Almost half (44%) were targeting commercial development opportunities whilst a third (31%) identifying residential property opportunities. 

However, respondents were less confident about the property market in the medium term with a third uncertain of how the market will perform and a quarter (27%) adamant that the market will remain flat. 

Overall, many lingering factors continue to concern the sector. A third of respondents feared an economic recession following the election result whilst a quarter of respondents still highlight Brexit as the main threat to their business in 2020.  

Rob Hailstone, Founder and CEO of the BLG, said:  

“The length of this list underlines the complexity and variety of issues that the 21st century conveyancer has to deal with. It is little wonder that the average time it takes to buy and sell property seems to get longer and longer. 

It is great that efforts are being made to improve the home buying and selling process, however, until that time comes BLG members will continue to help each other as and when they are able.” 

Ross Counsell, Director at Good Move, the regulated property buyer, offered the following predictions for 2020: 

House prices grew incredibly slowly in 2019, with the political and economic uncertainty leading to rises of just 1% in England. There were larger increases in other areas of the UK, but the overall picture was bleak. 

While it is unlikely that house prices will suddenly spike in 2020, the relatively stable political situation brought on by the Conservative majority, might lead to more significant growth. 

The February Budget will no doubt affect the market, especially if there are reforms for first-time buyers, however it’s largely expected that confidence will somewhat return and house prices will increase. We estimate that the rise will be in the region of 2-3%.  

The cost of renting could increase by an even greater rate. The number of letting properties available is currently rather low, which generally prompts a rise in prices.  

The amount of homes on the market is still lower than it has been in previous years, so first-time buyers might struggle to find a suitable property. However, renewed industry confidence might lead to a surge in houses being listed. Some sellers will have delayed putting their homes on the market until it stabilised and 2020 could be the year they were waiting for. 

However, if house prices do rise, many will continue finding it difficult to save enough money for deposits. The Lifetime ISA scheme is helping people to afford the initial lump sum, but more needs to be done to support those looking to get on the property ladder. 

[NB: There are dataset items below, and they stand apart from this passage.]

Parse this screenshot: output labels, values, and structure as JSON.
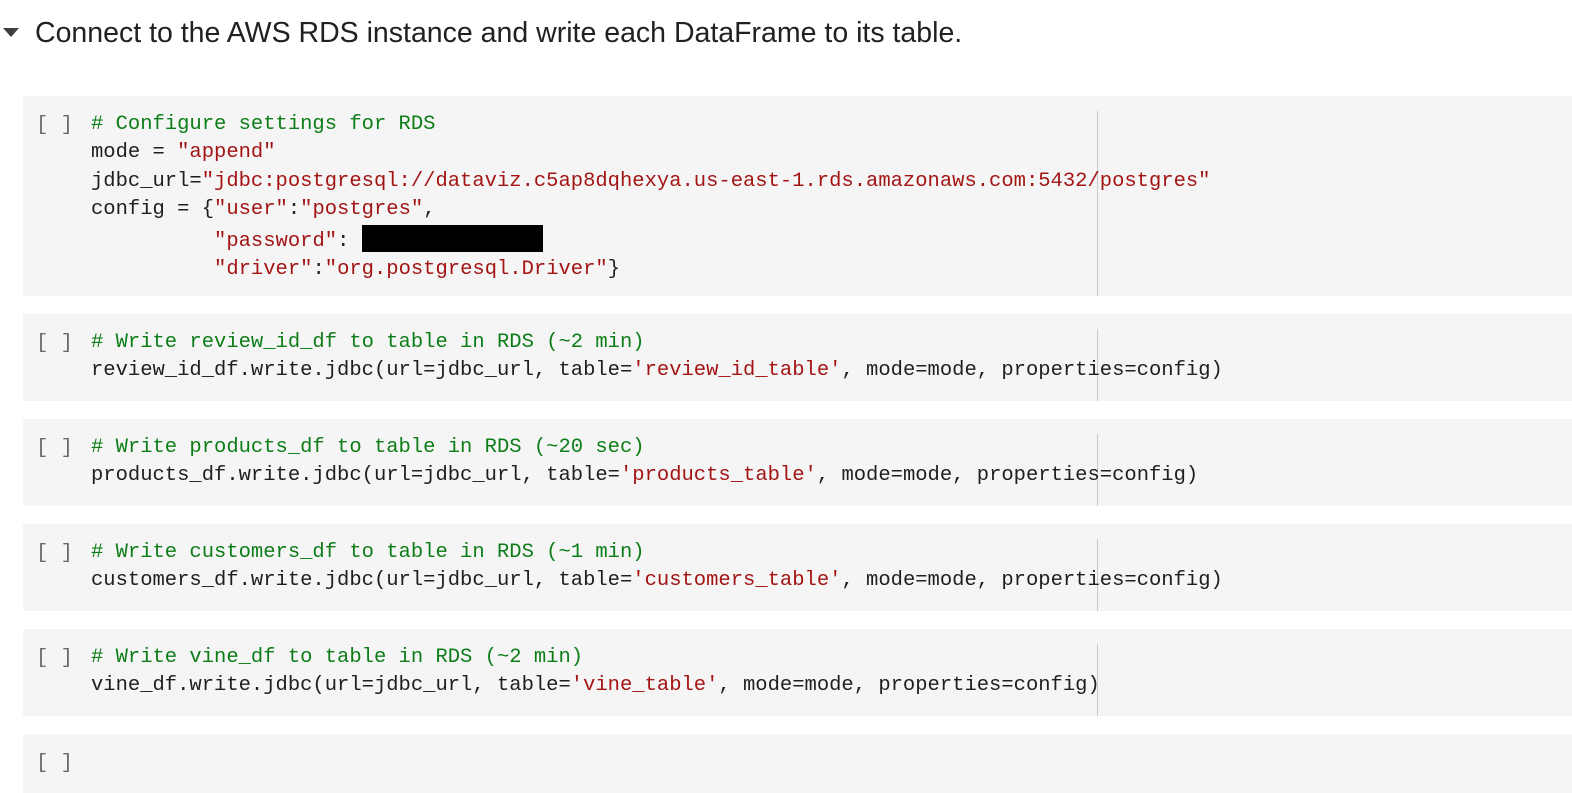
{
  "section": {
    "title": "Connect to the AWS RDS instance and write each DataFrame to its table."
  },
  "run_indicator": "[ ]",
  "cells": {
    "c1": {
      "comment": "# Configure settings for RDS",
      "l2_a": "mode = ",
      "l2_b": "\"append\"",
      "l3_a": "jdbc_url=",
      "l3_b": "\"jdbc:postgresql://dataviz.c5ap8dqhexya.us-east-1.rds.amazonaws.com:5432/postgres\"",
      "l4_a": "config = {",
      "l4_b": "\"user\"",
      "l4_c": ":",
      "l4_d": "\"postgres\"",
      "l4_e": ",",
      "l5_a": "          ",
      "l5_b": "\"password\"",
      "l5_c": ": ",
      "l6_a": "          ",
      "l6_b": "\"driver\"",
      "l6_c": ":",
      "l6_d": "\"org.postgresql.Driver\"",
      "l6_e": "}"
    },
    "c2": {
      "comment": "# Write review_id_df to table in RDS (~2 min)",
      "a": "review_id_df.write.jdbc(url=jdbc_url, table=",
      "b": "'review_id_table'",
      "c": ", mode=mode, properties=config)"
    },
    "c3": {
      "comment": "# Write products_df to table in RDS (~20 sec)",
      "a": "products_df.write.jdbc(url=jdbc_url, table=",
      "b": "'products_table'",
      "c": ", mode=mode, properties=config)"
    },
    "c4": {
      "comment": "# Write customers_df to table in RDS (~1 min)",
      "a": "customers_df.write.jdbc(url=jdbc_url, table=",
      "b": "'customers_table'",
      "c": ", mode=mode, properties=config)"
    },
    "c5": {
      "comment": "# Write vine_df to table in RDS (~2 min)",
      "a": "vine_df.write.jdbc(url=jdbc_url, table=",
      "b": "'vine_table'",
      "c": ", mode=mode, properties=config)"
    }
  },
  "colors": {
    "comment": "#0d7d18",
    "string": "#a31515",
    "cell_background": "#f5f5f5"
  },
  "icons": {
    "collapse": "caret-down-icon"
  }
}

The positive news is that mortgage rates remain low. They may rise in 2020, but any increase is likely to be modest. 

The UK is set to leave the European Union on 31st January and the impact of this move will depend heavily on the quality of the deal the government manages to secure. The outcome of a ‘no-deal’ scenario could well be a fall in house prices, but the uncertainty makes it hard to predict. 

Our recent research found that three-quarters of Brits overestimate how badly Brexit has affected their local property prices, which proves how difficult its impact is to comprehend, let alone forecast. 

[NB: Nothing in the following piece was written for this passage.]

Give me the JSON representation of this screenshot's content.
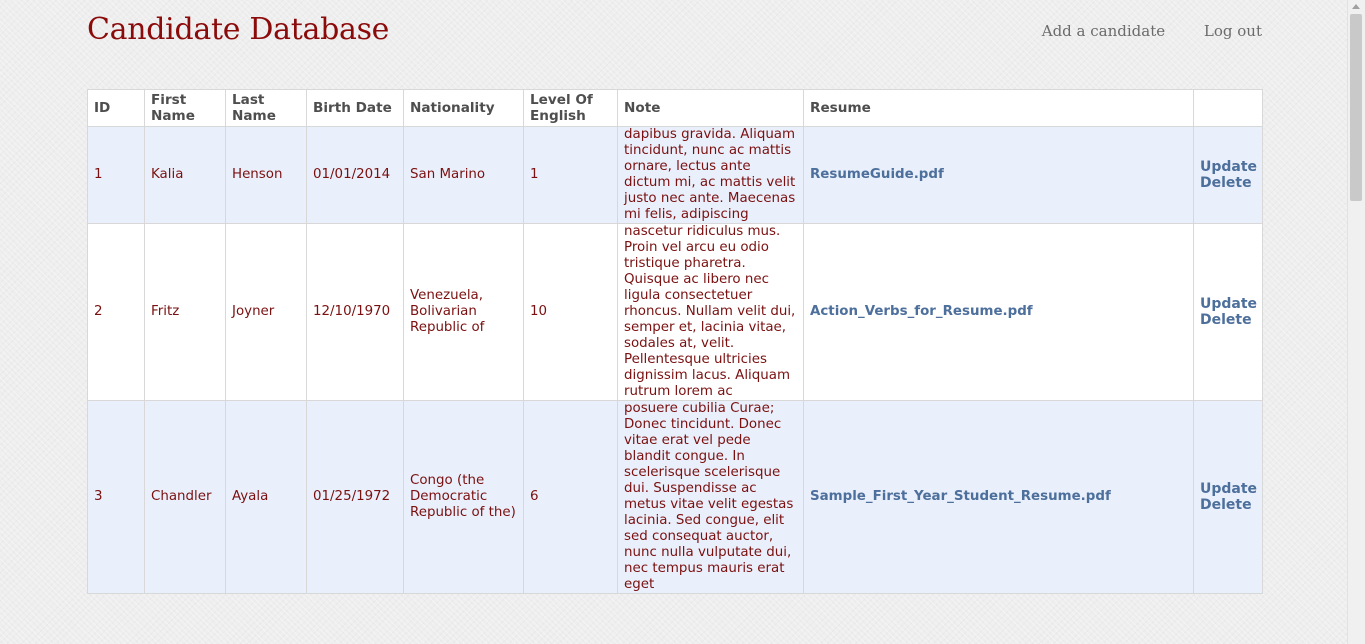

While the economy is still languishing, the weak pound could actually make the UK property market more appealing to foreign investors, as their money will go further. 

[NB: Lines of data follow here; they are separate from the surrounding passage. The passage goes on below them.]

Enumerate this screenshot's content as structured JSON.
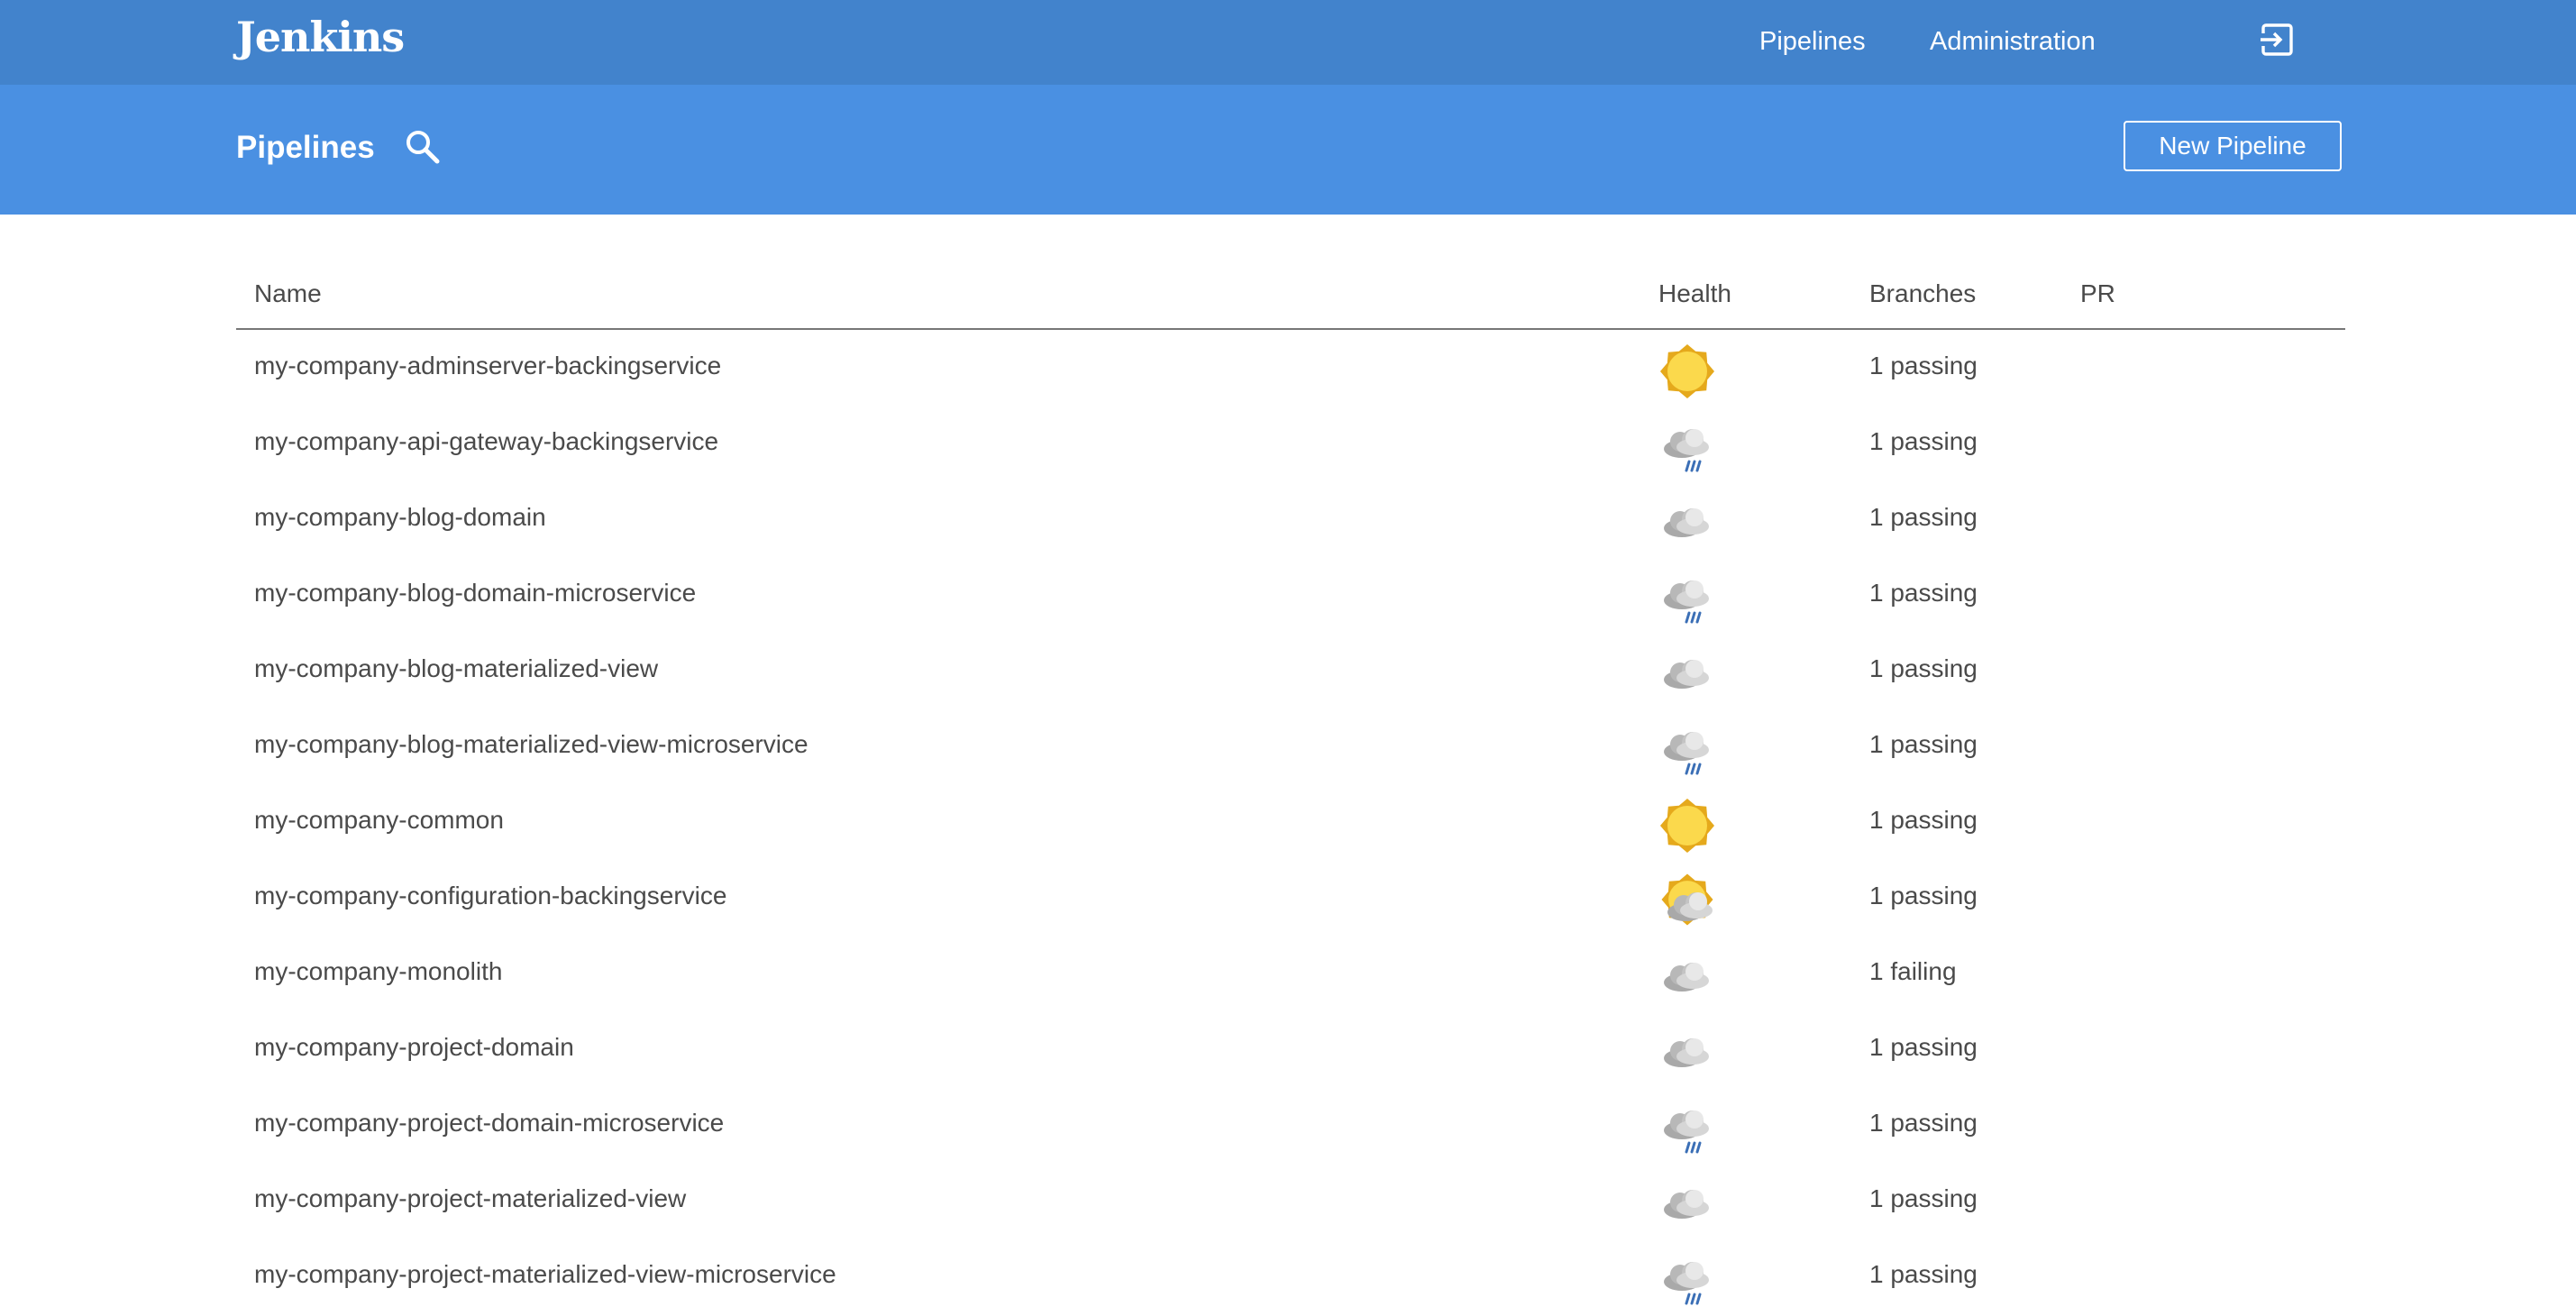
{
  "app": {
    "logo": "Jenkins"
  },
  "topnav": {
    "pipelines": "Pipelines",
    "administration": "Administration",
    "logout_icon": "logout-icon"
  },
  "subheader": {
    "title": "Pipelines",
    "search_icon": "search-icon",
    "new_pipeline": "New Pipeline"
  },
  "table": {
    "headers": {
      "name": "Name",
      "health": "Health",
      "branches": "Branches",
      "pr": "PR"
    },
    "rows": [
      {
        "name": "my-company-adminserver-backingservice",
        "health": "sunny",
        "branches": "1 passing"
      },
      {
        "name": "my-company-api-gateway-backingservice",
        "health": "rain",
        "branches": "1 passing"
      },
      {
        "name": "my-company-blog-domain",
        "health": "cloudy",
        "branches": "1 passing"
      },
      {
        "name": "my-company-blog-domain-microservice",
        "health": "rain",
        "branches": "1 passing"
      },
      {
        "name": "my-company-blog-materialized-view",
        "health": "cloudy",
        "branches": "1 passing"
      },
      {
        "name": "my-company-blog-materialized-view-microservice",
        "health": "rain",
        "branches": "1 passing"
      },
      {
        "name": "my-company-common",
        "health": "sunny",
        "branches": "1 passing"
      },
      {
        "name": "my-company-configuration-backingservice",
        "health": "partly-cloudy",
        "branches": "1 passing"
      },
      {
        "name": "my-company-monolith",
        "health": "cloudy",
        "branches": "1 failing"
      },
      {
        "name": "my-company-project-domain",
        "health": "cloudy",
        "branches": "1 passing"
      },
      {
        "name": "my-company-project-domain-microservice",
        "health": "rain",
        "branches": "1 passing"
      },
      {
        "name": "my-company-project-materialized-view",
        "health": "cloudy",
        "branches": "1 passing"
      },
      {
        "name": "my-company-project-materialized-view-microservice",
        "health": "rain",
        "branches": "1 passing"
      }
    ]
  },
  "colors": {
    "topbar": "#4283cc",
    "subheader": "#4a90e2",
    "sun": "#fbd94c",
    "cloud": "#c8c8c8",
    "rain": "#3b6fb6"
  }
}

This, however, depends on current property owners being prepared to sell. Most will likely jump on the increase in market confidence and list their homes straight away, but others may hold on to see just how far house prices rise before making a decision. As such, the expected influx of homes being listed may come a few months, or even years, after Brexit, when sellers have a better understanding of the new economic climate. 

What are the main concerns and opportunities highlighted by your firm in 2020? 

2 Comments

  • test

    Brexit has nothing to do with the topic, of course.
    People buy houses and flats either as owner-occupiers or as investment properties.
    And everyone has to live somewhere.
    So maybe the ‘Brexit’ reference is just for the purpose of eye-catching or stirring-up controversy?

  • test

    As I remember it, the last time the Tories got the numbers to govern, saw the ditching of HIPS.

    The UK now loses £271m pa in abortive transactions thanks to the right information not being in the right place at the right time.